Einschüchterung als Druckmittel
Da sich das Internet auch in Syrien nicht hundertprozentig kontrollieren lasse und die Sperrung bestimmter Seiten technisch einfach zu umgehen sei, setze die Regierung vor allem auf psychologische Effekte, erklärt Darwich. Maßnahmen wie die Kundenregistrierung in Internetcafés dienten eher der persönlichen Verunsicherung als einer effektiven Überwachung, sagt er. "Wenn ich eine verbotene Internetseite öffnen will, aber im Vorfeld meine Daten registriert werden, dann habe ich Angst und lasse es lieber bleiben", so Darwich.
Vor dem gleichen Hintergrund betrachtet der Medienexperte die Urteile gegen fünf Internetaktivisten, die derzeit mehrjährige Haftstrafen absitzen. Zuletzt verurteilte das Oberste Strafgericht in Damaskus Anfang April den Autor Habib Saleh zu drei Jahren Gefängnis, für den 61-Jährigen bereits die dritte Haftstrafe in neun Jahren.

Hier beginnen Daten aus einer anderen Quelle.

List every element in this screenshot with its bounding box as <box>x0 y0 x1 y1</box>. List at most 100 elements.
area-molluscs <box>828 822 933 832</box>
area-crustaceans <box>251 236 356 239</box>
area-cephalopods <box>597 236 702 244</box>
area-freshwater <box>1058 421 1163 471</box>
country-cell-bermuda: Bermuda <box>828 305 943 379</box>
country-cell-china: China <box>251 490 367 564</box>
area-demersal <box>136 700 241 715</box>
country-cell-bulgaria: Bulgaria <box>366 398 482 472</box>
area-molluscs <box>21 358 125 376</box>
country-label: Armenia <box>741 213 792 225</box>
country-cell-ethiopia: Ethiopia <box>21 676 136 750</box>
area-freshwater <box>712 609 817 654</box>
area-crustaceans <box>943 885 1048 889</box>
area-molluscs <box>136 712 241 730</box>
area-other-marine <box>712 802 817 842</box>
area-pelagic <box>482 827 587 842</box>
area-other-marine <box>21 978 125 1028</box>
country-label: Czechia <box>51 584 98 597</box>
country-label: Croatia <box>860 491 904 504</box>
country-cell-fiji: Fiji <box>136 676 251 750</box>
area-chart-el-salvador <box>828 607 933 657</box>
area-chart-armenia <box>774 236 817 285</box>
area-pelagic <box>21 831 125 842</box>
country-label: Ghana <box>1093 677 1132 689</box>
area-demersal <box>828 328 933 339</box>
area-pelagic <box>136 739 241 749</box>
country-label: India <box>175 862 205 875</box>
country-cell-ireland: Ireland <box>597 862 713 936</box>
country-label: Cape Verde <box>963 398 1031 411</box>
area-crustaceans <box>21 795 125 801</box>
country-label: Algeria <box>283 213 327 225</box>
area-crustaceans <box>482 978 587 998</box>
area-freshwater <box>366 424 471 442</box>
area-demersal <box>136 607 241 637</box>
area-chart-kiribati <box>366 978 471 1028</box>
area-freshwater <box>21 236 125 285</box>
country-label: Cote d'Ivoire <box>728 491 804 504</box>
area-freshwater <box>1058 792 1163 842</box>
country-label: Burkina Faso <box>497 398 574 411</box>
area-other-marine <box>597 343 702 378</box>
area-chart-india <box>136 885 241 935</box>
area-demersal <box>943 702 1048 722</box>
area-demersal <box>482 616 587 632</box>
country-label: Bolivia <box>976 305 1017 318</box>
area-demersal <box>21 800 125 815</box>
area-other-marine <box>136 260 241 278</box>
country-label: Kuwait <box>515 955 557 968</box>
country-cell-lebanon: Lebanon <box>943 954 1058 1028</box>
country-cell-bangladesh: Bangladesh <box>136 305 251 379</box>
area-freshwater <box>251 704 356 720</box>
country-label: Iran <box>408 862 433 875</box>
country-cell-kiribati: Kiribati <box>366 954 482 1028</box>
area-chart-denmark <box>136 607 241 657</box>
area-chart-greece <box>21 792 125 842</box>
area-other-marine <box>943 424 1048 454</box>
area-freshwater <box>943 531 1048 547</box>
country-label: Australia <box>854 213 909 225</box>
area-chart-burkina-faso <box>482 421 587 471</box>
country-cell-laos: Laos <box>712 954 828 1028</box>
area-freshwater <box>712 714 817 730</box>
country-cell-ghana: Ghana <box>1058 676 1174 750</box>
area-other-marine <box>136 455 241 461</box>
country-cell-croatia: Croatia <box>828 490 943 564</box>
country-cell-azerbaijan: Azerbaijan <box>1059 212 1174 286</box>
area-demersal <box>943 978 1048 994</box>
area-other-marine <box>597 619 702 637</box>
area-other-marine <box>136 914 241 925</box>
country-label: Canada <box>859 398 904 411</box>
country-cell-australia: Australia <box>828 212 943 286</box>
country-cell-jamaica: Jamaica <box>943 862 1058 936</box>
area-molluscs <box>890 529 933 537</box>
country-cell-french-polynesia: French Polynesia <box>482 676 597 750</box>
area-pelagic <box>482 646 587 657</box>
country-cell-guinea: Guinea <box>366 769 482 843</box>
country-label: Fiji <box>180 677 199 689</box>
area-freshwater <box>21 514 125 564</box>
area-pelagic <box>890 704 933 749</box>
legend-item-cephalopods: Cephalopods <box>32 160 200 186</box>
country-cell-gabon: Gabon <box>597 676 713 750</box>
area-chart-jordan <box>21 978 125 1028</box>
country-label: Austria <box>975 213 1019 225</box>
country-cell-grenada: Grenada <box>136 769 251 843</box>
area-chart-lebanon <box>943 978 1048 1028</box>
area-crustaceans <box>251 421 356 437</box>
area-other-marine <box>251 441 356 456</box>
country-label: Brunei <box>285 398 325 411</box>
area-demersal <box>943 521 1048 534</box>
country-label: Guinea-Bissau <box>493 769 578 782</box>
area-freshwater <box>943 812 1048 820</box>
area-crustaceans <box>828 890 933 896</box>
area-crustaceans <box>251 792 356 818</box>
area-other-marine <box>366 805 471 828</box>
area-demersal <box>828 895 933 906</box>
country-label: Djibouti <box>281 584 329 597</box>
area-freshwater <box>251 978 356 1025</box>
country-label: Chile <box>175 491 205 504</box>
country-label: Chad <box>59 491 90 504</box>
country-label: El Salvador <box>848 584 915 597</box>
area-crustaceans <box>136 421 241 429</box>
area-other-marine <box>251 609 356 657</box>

Die Anschuldigungen seien stets die gleichen, betont Darwich, sie reichen von der "Verbreitung falscher Informationen" über die "Schwächung nationaler Gefühle und Diffamierung des Präsidenten" bis zum "Schüren ethnischer und konfessioneller Konflikte“ und setzten dadurch das in der syrischen Verfassung festgeschriebene Recht auf freie Meinungsäußerung außer Kraft. Das Regime habe an den fünf Aktivisten ein Exempel statuiert, damit syrische Blogger und Online-Journalisten eine Art Selbstzensur entwickelten, meint der Leiter des Medienzentrums.
Vorladung beim Geheimdienst
Die syrische Journalistin Bahia Mardini bemüht sich, diese ihrer Meinung nach "schlimmste Form der Zensur“ nicht aufkommen zu lassen. Die 39-Jährige schreibt seit Jahren für die in London produzierte Internetseite "Elaph", eines von zahlreichen Nachrichtenportalen, die in Syrien gesperrt sind. Bis heute hat das Informationsministerium die Korrespondentin nicht akkreditiert, Mardini besitzt keinen syrischen Presseausweis. Wie viele ihrer Kollegen muss sie regelmäßig beim Geheimdienst erscheinen.
Bei ihrer letzten Vorladung sei es um eine Nachricht über die Probleme der Kurden gegangen, erinnert sich die Journalistin. "Sie sagten mir, diese Nachricht hättest du nicht veröffentlichen sollen, ich antwortete, sie sei aber wahr und von drei Quellen bestätigt", so Mardini. Dann habe sie ihren Kaffee getrunken und sei gegangen.
Geheimdienst als Teil der Redaktion
Die Einmischung der Sicherheitsdienste in die Arbeit syrischer Online-Journalisten geht indes noch weiter, erzählt Mazen Darwich vom Zentrum für Medien und Meinungsfreiheit. Früher hätten fast alle syrischen Internetseiten über die Aktivitäten des Medienzentrums berichtet, so Darwich. Doch dann seien die Herausgeber vom Geheimdienst unter Druck gesetzt worden.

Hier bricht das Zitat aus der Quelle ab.